Como tratar uma doença quando os cientistas nem conseguem chegar a um acordo sobre o que é a doença? Sem definição precisa, diagnosticar é uma dificuldade, claro —mas tratar o que não se entende também fica complicado. Não ajuda nem um pouco ter que lidar com as mídias sociais bombardeando quem tem a doença na família com promessas de células-tronco e outros tratamentos suspeitamente miraculosos, o que só piora sob a pressão amigos e parentes bem-intencionados e “conectados”. Claro que a gente quer tentar de tudo. Mas como tempo e dinheiro são bens escassos, em algum ponto, há que se dizer: basta! Onde?
A Neurocientista de Plantão vem ao auxílio de quem está passando por isso, aproveitando para atender ao pedido da Daniela, minha melhor amiga, cujo pai de 81 anos está em declínio bem visível. Meu melhor amigo aqui nos EUA, um cientista de 86 anos perfeitamente lúcido que vem trabalhar todos os dias, também lida com a esposa de também 81 que agora não o reconhece mais. Com ou sem definição conclusiva, a doença de Alzheimer é uma realidade crescente na nossa sociedade onde cada vez mais gente chega perto dos cem anos de vida.
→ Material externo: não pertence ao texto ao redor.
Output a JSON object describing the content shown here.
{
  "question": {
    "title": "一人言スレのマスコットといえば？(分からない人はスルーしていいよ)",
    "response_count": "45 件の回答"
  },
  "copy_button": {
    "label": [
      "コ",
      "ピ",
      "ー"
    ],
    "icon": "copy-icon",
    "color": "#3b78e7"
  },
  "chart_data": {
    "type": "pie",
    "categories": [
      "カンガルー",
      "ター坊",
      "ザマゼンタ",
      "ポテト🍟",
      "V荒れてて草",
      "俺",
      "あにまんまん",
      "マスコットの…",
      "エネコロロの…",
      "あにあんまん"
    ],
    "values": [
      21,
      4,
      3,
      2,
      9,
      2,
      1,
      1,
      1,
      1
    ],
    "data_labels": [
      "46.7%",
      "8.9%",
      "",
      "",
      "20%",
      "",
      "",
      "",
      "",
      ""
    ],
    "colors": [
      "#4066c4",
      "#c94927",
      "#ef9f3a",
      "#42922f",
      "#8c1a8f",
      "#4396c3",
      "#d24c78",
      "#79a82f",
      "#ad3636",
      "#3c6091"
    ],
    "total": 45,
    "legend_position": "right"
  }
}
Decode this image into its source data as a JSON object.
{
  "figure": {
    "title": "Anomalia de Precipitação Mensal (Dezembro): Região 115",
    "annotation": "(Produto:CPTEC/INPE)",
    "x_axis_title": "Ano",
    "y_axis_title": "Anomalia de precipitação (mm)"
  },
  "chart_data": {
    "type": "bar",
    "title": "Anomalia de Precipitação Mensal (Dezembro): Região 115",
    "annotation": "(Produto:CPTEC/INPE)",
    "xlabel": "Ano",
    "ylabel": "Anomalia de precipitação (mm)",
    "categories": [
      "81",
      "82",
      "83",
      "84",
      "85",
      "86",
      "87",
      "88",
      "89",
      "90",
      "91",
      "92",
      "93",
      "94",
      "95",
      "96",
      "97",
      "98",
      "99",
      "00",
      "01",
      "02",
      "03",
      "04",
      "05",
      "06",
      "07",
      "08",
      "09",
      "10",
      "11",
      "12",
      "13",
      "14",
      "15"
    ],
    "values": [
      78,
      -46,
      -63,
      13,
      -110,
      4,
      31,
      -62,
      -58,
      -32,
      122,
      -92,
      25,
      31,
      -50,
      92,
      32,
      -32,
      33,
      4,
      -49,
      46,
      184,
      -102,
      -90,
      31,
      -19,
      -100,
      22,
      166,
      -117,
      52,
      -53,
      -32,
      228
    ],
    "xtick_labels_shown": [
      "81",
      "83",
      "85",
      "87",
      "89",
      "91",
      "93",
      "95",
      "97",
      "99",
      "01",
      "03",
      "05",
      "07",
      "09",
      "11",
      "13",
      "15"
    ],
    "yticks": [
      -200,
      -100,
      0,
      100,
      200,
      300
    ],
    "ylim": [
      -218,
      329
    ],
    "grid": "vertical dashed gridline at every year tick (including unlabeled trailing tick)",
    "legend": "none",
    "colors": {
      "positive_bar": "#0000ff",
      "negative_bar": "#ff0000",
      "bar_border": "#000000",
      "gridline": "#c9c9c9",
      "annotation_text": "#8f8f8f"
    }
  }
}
Mas o que se entende da doença faz toda a diferença. Não, Alzheimer não é “perda de memória causada por acúmulo de placas amiloides no cérebro”; a severidade da perda de memória não é simplesmente uma função da quantidade dessas placas, e, como se isso não bastasse, um bocado de gente anda por aí com essas placas e sem qualquer sinal de perda de memória. Talvez “perda extrema de sinapses que começa no hipocampo, a parte do cérebro responsável por formar memórias novas, que se espalha, se agrava, e vira perda de massa cerebral, enquanto a memória recente vai junto”. Digamos que seja isso.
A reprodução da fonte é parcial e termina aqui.